К тому времени «Умная инициатива» объединяла дворов сорок. Это была артель из зажиточных хозяев. Общего скотного двора не имели, а завели сепаратор, который стоял во дворе Скороходова, Раза два в неделю члены «Умной инициативы» сливали молоко в общую посуду, пропускали его через сепаратор, били масло. Петр возил масло в город, продавал на базаре, через торговок. Никаких других машин, кроме сепаратора, в «Умной инициативе» не было. Общий клин, гектаров восемьдесят, артель обрабатывала по-старинке, обыкновенными крестьянскими плужками. Урожай делили по дворам. На этом и кончалась деятельность артели.
Хотя особых доходов мужики от артели не видели, они были довольны своим председателем и не доверяли Козлову, который при каждом удобном случае говорил, что «Умная инициатива» не колхоз, а лжеколхоз, а Петр Скороходов – классовый враг и обманщик.
Конечно, Козлов и Николка Чурасов допустили ошибку, организовавши в Чижах особую, бедняцкую артель. Козлову было бы легче подорвать доверие к Петру, записавшись в «Умную инициативу». Но тогда, осенью, показалось, что это дело несбыточное, и «Кулацкая гибель» была организована в экстренном порядке. В «Гибель» вошли бедняки, активисты, раскусившие «Петю», и теперь Скороходов этим пользовался: он каждого боевого крестьянина отсылал к Козлову, а принимал только тех, которые тянули его руку.
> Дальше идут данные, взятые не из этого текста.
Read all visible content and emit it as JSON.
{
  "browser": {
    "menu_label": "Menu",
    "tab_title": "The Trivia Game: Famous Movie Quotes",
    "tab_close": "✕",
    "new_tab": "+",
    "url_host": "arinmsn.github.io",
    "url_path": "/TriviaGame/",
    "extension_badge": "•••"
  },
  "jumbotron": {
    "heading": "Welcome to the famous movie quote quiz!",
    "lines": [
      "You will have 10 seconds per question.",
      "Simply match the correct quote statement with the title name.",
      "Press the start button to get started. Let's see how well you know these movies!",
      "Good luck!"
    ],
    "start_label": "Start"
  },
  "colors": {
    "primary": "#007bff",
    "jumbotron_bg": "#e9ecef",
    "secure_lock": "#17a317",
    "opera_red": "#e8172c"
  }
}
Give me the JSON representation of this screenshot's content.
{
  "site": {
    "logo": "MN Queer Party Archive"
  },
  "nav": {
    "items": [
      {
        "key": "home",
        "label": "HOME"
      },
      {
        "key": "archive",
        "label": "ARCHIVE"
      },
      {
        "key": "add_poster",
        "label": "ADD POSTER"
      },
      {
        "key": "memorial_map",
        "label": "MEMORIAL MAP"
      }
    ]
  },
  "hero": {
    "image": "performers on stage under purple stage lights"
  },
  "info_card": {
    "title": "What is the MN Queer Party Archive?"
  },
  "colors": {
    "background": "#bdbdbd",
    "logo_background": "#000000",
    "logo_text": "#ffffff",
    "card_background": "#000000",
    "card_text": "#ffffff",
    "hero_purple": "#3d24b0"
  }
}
Правда, десятка полтора членов «Умницы», середняков, относились к Петру недоверчиво. Но они больше помалкивали, боялись неприятностей. И таким образом две артели продолжали существовать бок о бок, и, хотя Козлов часто поговаривал об объединении, Петр Скороходов и его друзья на это не шли, находя тысячи отговорок.
Николка Чурасов приехал в Чижи жарким июльским вечером. Вместе с Козловым он посидел под яблонями на задворках, поел кислых падальцев, выпил два ковшика воды. Потом заявил, что пришла пора действовать решительно. Город предлагает ссуду на образцовый скотный двор, отказываться от этого нельзя. Если «Умница» в компанию не пойдет, надо развить агитацию, привлечь на свою сторону середняков и оставить Петра Скороходова с десятком подкулачников.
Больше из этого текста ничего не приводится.